In una società anomica, atomizzata, minacciata da pericoli esterni, la destra propone un programma di
implementazione, tanto contro gli universalismi economico-giuridici esterni, quanto contro l’uniforme e anomica fluidità interna, di principi di particolarità, di differenziazione (peraltro facilmente sfociante nella disuguaglianza), di concretezza, concetti nondimeno interpretati ideologicamente non nel senso dell’accettazione di differenze poste sullo stesso piano (questo sarebbe il grave peccato di “relativismo”) ma attraverso concetti come quello di identità religiosa, civile, culturale (la Patria/nazione), le cui radici stanno in una tradizione da conservare e sviluppare con orgoglio e fedeltà. Quindi, la lotta contro il conformismo, l’uniformazione e l’informalità – tipica della destra – non è per la libertà ma per la tradizione offesa, per l’affermazione di valori ritenuti minacciati ma non per l’accoglienza di stili di vita nuovi. Alla religione civile dell’antifascismo e al progetto democratico pluralistico che ne consegue, e anche alla cultura liberal-progressista, la destra – non è una novità – contrappone una teologia politica dell’identità, e una libertà intesa come appartenenza alla tradizione e anche come espressione di energia non sempre trattenuta entro le regole. Non stanno certo in primo piano né l’universalismo né i diritti dei singoli (Galli, pos. 544)

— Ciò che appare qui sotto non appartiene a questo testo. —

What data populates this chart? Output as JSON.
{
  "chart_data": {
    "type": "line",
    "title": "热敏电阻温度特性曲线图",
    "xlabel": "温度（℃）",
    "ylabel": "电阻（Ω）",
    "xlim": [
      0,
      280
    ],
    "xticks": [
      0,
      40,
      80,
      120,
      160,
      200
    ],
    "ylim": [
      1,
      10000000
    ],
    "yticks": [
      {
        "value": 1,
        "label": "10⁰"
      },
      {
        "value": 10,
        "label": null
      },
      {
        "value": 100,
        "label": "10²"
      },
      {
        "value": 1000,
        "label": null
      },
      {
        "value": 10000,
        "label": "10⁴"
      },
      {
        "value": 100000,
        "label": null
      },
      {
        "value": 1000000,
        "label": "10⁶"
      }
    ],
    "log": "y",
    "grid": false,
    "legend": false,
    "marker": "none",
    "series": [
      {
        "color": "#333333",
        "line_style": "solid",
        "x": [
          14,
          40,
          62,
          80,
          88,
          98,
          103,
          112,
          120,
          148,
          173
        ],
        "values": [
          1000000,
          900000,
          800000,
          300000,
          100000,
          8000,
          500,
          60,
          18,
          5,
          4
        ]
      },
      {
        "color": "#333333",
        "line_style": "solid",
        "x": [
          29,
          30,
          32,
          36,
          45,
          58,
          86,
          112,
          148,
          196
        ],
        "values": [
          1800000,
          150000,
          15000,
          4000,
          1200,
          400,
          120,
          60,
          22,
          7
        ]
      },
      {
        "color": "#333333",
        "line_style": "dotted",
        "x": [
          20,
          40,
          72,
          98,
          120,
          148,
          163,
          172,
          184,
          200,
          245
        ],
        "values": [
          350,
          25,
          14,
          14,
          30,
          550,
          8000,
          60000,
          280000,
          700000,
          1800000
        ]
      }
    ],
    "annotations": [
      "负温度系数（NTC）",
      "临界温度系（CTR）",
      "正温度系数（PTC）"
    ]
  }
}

Il carattere restaurativo e tradizionalista non va però esagerato. Come detto, questa destra fa la propria comparsa in tessuti sociali che hanno subito per decenni gli effetti del neoliberismo: spoliticizzazione, disintermediazione, rafforzamento dell’individualismo e della competizione. La sua idea di nazione e di identità è perciò in gran parte retorica ed è fondata sulla comunicazione mediatica più che su un’elaborazione intellettuale tradizionalmente intesa. In verità «la nazione [o l’identità] della destra è un insieme di individualismi e privatezze» (Galli, pos. 1112). Nella «atrofizzazione dei corpi intermedi», se «la sinistra si è mossa prevalentemente verso l’implementazione dei nuovi diritti individuali, […] la destra difende individualismi proprietari, eventualmente organizzati in interessi corporativi, sforzandosi di ridurre ulteriormente la già ridotta capacità universalistica dell’azione dello Stato» (Galli, pos. 1110, corsivo mio).
È perciò essenziale, nell’analisi delle politiche scolastiche di questa destra anti-liberale ma non anti-liberista, considerare tanto la dimensione socio-culturale propriamente conservatrice, quanto quella materiale (economica e di intervento sui meccanismi della riproduzione sociale): guardare insieme al rischio di ritorno all’ordine (la militarizzazione dell’educazione civica, la “pedagogia dell’umiliazione” di Valditara, l’intimidazione verso la libertà di espressione dei docenti: vedi il caso Raimo), e all’intensificazione dell’agenda neoliberista, che la destra si è ora incaricata di portare avanti in una declinazione particolarmente virulenta. Nel prossimo intervento proverò a scendere più nel dettaglio di queste politiche scolastiche, tenendo però fermo questo quadro interpretativo.